In this period, the military aspect of Marcher lordship expressed itself as forcefully as before, but, in common with the scale of armies after 1359, the scale of Welsh involvement was much reduced. The general experience of those living in the principality of Wales and the March was a peaceful one, although significant tensions lay beneath the surface. Peace and stability, combined with proactive management, meant that Marcher revenues greatly increased in the second half of the fourteenth century.
The period discussed in this book was one of significant change in the nature of military service in both England and Wales. The conquest of Wales by Edward I completed a process of expansion by the English Crown into Wales which had lasted centuries. It also marked the beginning of the end of another process, the transition from armies with a feudal component that held land in return for military service to armies recruited by various methods in return for pay. The settlement imposed upon Edward's newly conquered territories in Gwynedd – the statutes of Rhuddlan of 1284 – imposed legal and administrative conditions upon the Welsh. In common with similar provisions in England, they also imposed conditions upon men to serve in arms against the king's enemies. This chapter and that which follows will consider the theoretical implications of this settlement: military obligation in law and custom, and then their practical application in the practices and processes of recruitment, payment and deployment.

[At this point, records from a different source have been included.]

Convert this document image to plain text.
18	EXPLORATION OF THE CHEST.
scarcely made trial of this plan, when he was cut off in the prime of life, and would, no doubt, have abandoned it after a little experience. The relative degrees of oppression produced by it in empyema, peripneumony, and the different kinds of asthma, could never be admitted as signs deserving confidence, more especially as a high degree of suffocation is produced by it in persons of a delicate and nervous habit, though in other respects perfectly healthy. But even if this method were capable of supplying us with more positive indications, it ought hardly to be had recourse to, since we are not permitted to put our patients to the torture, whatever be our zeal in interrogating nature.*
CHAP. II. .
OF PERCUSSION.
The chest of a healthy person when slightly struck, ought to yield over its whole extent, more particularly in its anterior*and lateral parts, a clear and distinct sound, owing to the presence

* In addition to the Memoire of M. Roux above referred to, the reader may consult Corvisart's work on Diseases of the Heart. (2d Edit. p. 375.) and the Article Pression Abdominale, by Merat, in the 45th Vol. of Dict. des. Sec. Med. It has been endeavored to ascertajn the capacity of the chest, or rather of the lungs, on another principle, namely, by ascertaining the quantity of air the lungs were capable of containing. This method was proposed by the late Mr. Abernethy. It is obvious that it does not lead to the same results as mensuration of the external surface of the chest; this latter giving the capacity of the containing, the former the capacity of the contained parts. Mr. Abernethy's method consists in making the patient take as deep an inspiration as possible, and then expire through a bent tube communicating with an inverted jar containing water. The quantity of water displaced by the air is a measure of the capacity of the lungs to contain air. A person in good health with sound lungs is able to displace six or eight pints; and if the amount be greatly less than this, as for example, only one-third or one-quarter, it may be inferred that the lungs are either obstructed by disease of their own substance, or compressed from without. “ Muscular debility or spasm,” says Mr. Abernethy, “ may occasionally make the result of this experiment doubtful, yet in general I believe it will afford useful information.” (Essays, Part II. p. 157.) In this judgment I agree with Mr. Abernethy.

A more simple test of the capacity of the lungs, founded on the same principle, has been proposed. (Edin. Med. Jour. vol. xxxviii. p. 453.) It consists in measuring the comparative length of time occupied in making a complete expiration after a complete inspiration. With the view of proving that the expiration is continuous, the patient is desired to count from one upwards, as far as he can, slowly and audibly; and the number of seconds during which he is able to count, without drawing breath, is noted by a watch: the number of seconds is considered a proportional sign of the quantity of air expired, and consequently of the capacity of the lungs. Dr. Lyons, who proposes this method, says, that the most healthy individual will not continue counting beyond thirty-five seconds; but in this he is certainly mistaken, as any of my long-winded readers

The nature of military obligation, as it existed in the English realm in the late thirteenth and early fourteenth centuries, was in flux. English kings had long found the apparently simple demands of the feudal summons a severe constraint on their ability to wage war. For this reason they had employed mercenaries and sought ways around its restrictions since at least the early twelfth century. Welshmen, paid for their service were often part of the solution. Edward I's Welsh wars changed the state of military obligation in England. The duty of all free men in England to possess the arms and military equipment appropriate to their status and wealth had been set out by Henry II in the Assize of Arms in 1181. In their laws, the Welsh princes invoked similar obligations, although these were not generally tied to land until Llywelyn ab Iorwerth made attempts to establish a military elite based on tenure of land in the thirteenth century. In November 1282 all free men with at least twenty liberates of land who were not serving in the Welsh war were summoned to appear at Northampton early in the next year, together with shire and borough representatives. Edward's objective was doubtless to secure financial grants in return for the service they were not doing. If so, he was unsuccessful and the obligation of military service inherent in the summons was not recognised.